When a mayor is elected, they gain a few powers (these are by no means final, but they are what is available right now):
- They appear in the neighborhood page’s Mayor tab, and can have their performance rated by residents of the neighborhood.
- They gain control of the neighborhood’s Town Hall – from this same mayor tab mayors can create or move the town hall property within the neighborhood. They can also build/buy on it and enlist donators – see below for more information.
- They gain control of the Mayor section of the bulletin board. This means posts with more visibility, less chance of getting pushed off the board by newer posts, and the ability to promote regular community posts to appear in this section too.
- A top hat icon will appear on their person thumbnail when they are on a lot in their neighborhood. Your presence will be felt throughout the property.
As there are 34 neighborhoods, you can imagine that 34 simultaneous elections might become quite confusing for players to keep track of. Because of this, only the neighborhoods with top activity levels can have a Mayor elected. Because we are still testing these new features, only the top two neighborhoods will have elections this month, but following election cycles will see more neighborhoods become eligible.
There is no term limit, and each month there will be another election to enter. The only thing keeping you in office is your die-hard fans!
They don’t HAVE to be a town hall – the name simply implies that the location is that neighborhood’s designated public gathering spot, and that it is always open to everyone. Town halls, parks, law enforcement buildings or even prisons – lots of this type are the center of the neighborhood, and reflect the most eccentric nature of its inhabitants. This special lot type can be opened by anyone, and has a max sim limit of 128, and be built on by a maximum of 100 whitelisted donator sims. They are ideal for get-togethers like competitions, weddings and other celebrations! There are also exclusive objects you can only find on community lots, mainly to do with voting and the bulletin board. However, lots with this type cannot be given a lot category, so it’s not much good at money or skills!
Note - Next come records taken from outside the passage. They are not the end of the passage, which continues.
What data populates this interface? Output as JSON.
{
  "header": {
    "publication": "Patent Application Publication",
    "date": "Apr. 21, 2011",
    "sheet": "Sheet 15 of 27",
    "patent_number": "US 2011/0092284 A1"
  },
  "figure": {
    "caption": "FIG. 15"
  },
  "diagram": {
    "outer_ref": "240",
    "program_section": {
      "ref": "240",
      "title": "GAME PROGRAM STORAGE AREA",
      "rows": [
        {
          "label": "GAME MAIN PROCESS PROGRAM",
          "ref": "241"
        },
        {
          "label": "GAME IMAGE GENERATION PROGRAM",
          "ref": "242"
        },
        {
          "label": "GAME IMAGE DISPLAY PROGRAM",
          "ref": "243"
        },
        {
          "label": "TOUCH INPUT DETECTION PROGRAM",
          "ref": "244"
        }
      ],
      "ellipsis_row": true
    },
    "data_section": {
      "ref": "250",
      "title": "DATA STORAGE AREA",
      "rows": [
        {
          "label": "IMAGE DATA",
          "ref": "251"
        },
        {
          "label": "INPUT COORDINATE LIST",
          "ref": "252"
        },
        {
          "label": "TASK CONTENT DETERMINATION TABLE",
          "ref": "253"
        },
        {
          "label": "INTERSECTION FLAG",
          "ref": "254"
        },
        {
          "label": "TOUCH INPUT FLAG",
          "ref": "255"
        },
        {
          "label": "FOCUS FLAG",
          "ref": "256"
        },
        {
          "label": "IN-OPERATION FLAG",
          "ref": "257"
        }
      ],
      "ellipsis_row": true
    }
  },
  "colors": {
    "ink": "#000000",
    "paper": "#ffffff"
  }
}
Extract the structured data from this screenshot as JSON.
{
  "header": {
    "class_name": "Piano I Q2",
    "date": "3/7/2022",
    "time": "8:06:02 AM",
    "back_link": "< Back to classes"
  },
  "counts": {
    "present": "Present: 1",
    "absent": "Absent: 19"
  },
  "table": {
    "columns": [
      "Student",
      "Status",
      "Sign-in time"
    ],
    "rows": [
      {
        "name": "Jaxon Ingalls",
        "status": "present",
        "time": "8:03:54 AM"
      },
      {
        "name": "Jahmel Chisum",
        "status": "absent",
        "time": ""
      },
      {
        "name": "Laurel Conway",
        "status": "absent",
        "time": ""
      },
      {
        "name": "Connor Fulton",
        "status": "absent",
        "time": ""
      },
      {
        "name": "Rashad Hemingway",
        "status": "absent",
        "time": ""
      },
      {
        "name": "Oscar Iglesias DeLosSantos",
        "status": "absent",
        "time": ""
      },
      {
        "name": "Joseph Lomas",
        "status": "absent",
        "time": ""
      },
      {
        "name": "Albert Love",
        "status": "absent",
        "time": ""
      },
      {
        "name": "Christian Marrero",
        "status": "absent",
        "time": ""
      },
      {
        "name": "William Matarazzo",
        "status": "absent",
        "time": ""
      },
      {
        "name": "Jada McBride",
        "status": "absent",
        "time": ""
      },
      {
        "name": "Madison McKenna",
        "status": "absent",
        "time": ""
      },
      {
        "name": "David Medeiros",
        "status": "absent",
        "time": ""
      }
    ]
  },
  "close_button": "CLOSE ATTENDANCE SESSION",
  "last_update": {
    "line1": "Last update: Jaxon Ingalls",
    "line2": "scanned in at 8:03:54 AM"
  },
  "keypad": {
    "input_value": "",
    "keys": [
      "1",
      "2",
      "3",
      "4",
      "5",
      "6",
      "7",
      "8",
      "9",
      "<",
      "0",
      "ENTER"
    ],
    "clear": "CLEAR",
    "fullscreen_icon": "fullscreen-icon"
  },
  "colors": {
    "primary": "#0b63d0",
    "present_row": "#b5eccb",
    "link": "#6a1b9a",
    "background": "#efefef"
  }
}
Each neighborhood has one community lot owned by its Mayor, who has been nominated and elected by its residents. The mayor has complete control over the property, though they can enlist help via object ‘donations’ from whitelisted sims.
In a town hall, there are two ways you can place objects:
‘Normal’ placement behaves similarly to placing objects on player owned properties – you can freely move objects between the property and your inventory, and the objects will return when you move out.
‘Donate’ placement has a much higher object limit, but these objects can NEVER RETURN TO YOU and cannot be refunded. When you donate an object to a community lot, it is destined to become a long term fixture that belongs to the neighborhood as a whole, and may persist as the lot changes hands between different mayors. A reminder will appear each time you open your inventory, just in case you have plans to put any rare objects down.
There’s a huge benefit though – when you buy objects out of the catalog to be donated, they cost 1/3rd of the price! This makes it a lot easier to get started or do renovations worrying less about your contributions disappearing in future.